State governors and the sin of wages

Bayo Oluwasanmi

Everyone knows state governments are bankrupt and have been for many years. Given their financial conditions coupled with the governors’ working fever pitch to exacerbate the situation, state governments are facing a completely impossible and irremediable situation.
I’m not trying to scare anyone; I’m not a gloom-and-doomer. I’m also going to give you solutions to the purely financial problems – albeit with some good news and bad news. The good news is, there actually are solutions. The bad news is that there is a zero chance that my solutions are put into effect.

The problems are one hundred per cent caused by the governors, not by the recession, not by dwindling oil revenues, and not by slashed allocation from Abuja. There is destruction, violence, poverty, hunger, anger, disease, killings, kidnappings, abductions, and insecurity all over the States. The law has become paralyzed. There is no justice in the courts. The wicked far outnumber the righteous.
I’m not a fan of former Governor of Abia State, Dr. Orji Uzo Kalu. But I believe he spoke the minds and conviction of a majority of Nigerians about the prodigality and profligacy of state governors. He attributed the inability of governors to pay workers’ salaries to the propensity to squander public funds on personal luxury.
Speaking to State House correspondents in May while leading a delegation of investors in the power sector to a meeting with Vice President Yemi Osinbajo at the Presidential Villa, Abuja, he said some governors claim as much as N35 million as traveling allowance on one trip. “These governors have enough funds to work for their people because if you check, the money drawn as security votes is excessive. They should stop that,” says Kalu.
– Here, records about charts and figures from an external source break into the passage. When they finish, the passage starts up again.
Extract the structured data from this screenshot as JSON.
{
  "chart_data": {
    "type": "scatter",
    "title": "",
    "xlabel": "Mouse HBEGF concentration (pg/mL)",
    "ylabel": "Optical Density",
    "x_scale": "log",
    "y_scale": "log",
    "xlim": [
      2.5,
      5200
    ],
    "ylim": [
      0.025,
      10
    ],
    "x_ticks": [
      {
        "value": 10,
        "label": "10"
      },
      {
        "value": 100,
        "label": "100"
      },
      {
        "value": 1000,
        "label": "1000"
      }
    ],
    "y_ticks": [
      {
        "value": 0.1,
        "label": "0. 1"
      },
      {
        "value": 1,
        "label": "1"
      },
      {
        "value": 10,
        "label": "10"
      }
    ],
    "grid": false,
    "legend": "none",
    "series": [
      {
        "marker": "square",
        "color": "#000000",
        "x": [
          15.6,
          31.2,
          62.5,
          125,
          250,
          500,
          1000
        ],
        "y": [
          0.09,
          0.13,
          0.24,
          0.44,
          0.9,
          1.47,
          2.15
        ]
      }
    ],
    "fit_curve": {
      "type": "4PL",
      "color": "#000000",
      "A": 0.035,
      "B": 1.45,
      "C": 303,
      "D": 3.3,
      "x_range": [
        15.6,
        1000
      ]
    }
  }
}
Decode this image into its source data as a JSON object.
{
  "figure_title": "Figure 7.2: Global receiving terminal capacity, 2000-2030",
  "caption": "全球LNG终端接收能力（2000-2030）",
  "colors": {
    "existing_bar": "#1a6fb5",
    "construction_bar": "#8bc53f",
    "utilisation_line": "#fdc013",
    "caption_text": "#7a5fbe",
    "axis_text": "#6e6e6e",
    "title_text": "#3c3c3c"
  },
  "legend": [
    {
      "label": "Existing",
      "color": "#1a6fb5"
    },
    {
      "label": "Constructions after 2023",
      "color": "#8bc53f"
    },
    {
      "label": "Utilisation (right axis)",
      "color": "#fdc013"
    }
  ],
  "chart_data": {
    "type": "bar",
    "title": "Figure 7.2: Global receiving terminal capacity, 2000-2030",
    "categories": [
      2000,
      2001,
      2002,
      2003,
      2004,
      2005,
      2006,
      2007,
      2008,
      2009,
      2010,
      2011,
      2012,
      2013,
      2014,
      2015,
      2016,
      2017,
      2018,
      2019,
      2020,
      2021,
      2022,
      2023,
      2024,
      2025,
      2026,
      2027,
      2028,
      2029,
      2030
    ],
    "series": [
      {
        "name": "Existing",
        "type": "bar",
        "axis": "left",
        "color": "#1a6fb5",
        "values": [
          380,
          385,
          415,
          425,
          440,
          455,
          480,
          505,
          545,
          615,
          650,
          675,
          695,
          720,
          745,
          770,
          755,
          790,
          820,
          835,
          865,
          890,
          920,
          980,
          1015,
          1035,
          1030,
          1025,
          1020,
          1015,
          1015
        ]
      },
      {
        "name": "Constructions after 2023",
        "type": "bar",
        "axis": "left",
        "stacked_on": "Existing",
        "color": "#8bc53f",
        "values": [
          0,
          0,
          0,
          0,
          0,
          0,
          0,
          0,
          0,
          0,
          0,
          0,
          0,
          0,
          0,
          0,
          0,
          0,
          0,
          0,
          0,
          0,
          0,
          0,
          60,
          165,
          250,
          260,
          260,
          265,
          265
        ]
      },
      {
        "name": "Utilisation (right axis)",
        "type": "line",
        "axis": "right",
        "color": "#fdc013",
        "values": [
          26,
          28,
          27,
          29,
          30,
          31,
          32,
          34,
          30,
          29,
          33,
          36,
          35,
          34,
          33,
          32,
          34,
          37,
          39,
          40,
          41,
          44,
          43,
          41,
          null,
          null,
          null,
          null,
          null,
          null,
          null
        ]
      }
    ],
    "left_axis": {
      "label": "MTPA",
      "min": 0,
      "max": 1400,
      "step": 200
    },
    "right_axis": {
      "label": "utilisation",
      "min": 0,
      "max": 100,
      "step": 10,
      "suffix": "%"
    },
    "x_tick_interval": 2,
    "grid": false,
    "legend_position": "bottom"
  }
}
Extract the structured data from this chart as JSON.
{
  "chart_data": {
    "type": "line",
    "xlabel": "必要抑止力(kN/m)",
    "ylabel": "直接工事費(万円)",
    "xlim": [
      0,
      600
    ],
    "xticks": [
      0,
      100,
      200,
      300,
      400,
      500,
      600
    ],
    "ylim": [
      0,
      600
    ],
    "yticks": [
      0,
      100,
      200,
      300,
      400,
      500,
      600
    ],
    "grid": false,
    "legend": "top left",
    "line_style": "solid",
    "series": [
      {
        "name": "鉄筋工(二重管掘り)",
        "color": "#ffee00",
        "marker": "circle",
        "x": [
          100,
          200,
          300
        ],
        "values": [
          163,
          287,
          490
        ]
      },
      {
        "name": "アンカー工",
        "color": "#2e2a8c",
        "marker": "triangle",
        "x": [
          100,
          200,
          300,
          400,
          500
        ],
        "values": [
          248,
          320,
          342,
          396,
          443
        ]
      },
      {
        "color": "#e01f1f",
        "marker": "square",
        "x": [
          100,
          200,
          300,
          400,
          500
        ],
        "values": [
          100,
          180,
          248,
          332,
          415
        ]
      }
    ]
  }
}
“Unless they stop drawing security votes,” Kalu warns, “they will not have enough funds to work with and most of them are living in absolute luxury. So it is impossible to continue living in this manner.”
The governors would want Nigerians to believe their states are broke. In a statewide broadcast, Governor Ayodele Fayose of Ekiti State said, “I want to thank you for your patience, endurance so far in the face of this strike and our financial challenges … What I don’t have (money), I can’t give. Ekiti State is broke. His Ondo State counterpart, Governor Olusegun Mimiko addressing protesting workers over the nonpayment of salaries for months said: “So, we can no longer pay salaries, even when they are due…. buckle up for a financial crash, as the state is broke.”
The states are broke because of the astronomical salaries, security votes, benefits, and the illegal unrestricted access of the governors to plunder the treasury. Effective July 1, 2009, the Remuneration Package for Political, Public, and Judicial office holders prepared by the Revenue Mobilization Allocation and Fiscal Commission (RMAFC), a state governor earns an annual salary of N11,540,896.

The RMAFC package does not set a limit to the amount of estacode (allowance in foreign currencies for foreign trips) governors can take from state coffers. It also fails to specify the amount to be collected as Duty Tour Allowance for local trips which could be as high as N35 million on one trip. The provisions of the regulations simply said the estacode and Duty Tour Allowance would be provided upon request by governors. States also bear the medical expenses of governors. Any governor who successfully completes his tenure receives a N6,671,115 severance gratuity.
Another way the governors deplete state funds is by receiving double money from government. Twenty one governors receive double money from government.
The non-payment of salaries is taking a high toll on workers. In Igede-Ekiti, Ekiti State, a high school teacher who had not been paid for months stole a pot of amala (yam flour meal) from his neighbor in order to feed his two sons.

In Ibadan, Oyo State, Nasiru Lukman, a teacher at Saint Luke’s Grammar School, Molete, slumped while teaching because of hunger. The vice principal of the same school, Emmanuel Olajide, reportedly died as a result of hunger due to non-payment of four months’ salary. In Akure, Ondo State, a director general of a state agency had to borrow N500 to buy food. In Nasarawa State, all the medical doctors are on strike for non-payment of salaries. Doctors at Lagos University Teaching Hospital (LUTH) have gone on strike. Same story in other states.

The situation should not be allowed to continue. It is time for the federal government to step in and put delinquent states into receivership. Receivership means a receiver appointed by the federal government, preferably an accountant who is trusted, regarded, and of high integrity, to oversee the finances of the delinquent state. The appointment of a receiver is an equitable remedy that allows the federal government takes over the financial aspect of governance of states in order to protect the livelihood and welfare of workers. By appointing a receiver, the federal government signals to the prodigal governors that it means business to restore the financial health of the state.

It means the federal government has crossed the line from “talks” into “action” and bans the governors from dipping their dirty hands into the treasury. For the governors, it means losing control of the treasury.
The neutral status of the receiver and credibility will facilitate the needed reforms. The receiver will prioritize the allocation and spending of funds on programs and projects in the state. The receiver will conduct an analysis of the financial management currently practiced by the governors as to how and why they can’t pay workers and put a new financial management in place.

Oluwasanmi wrote from Abeokuta, Ogun state.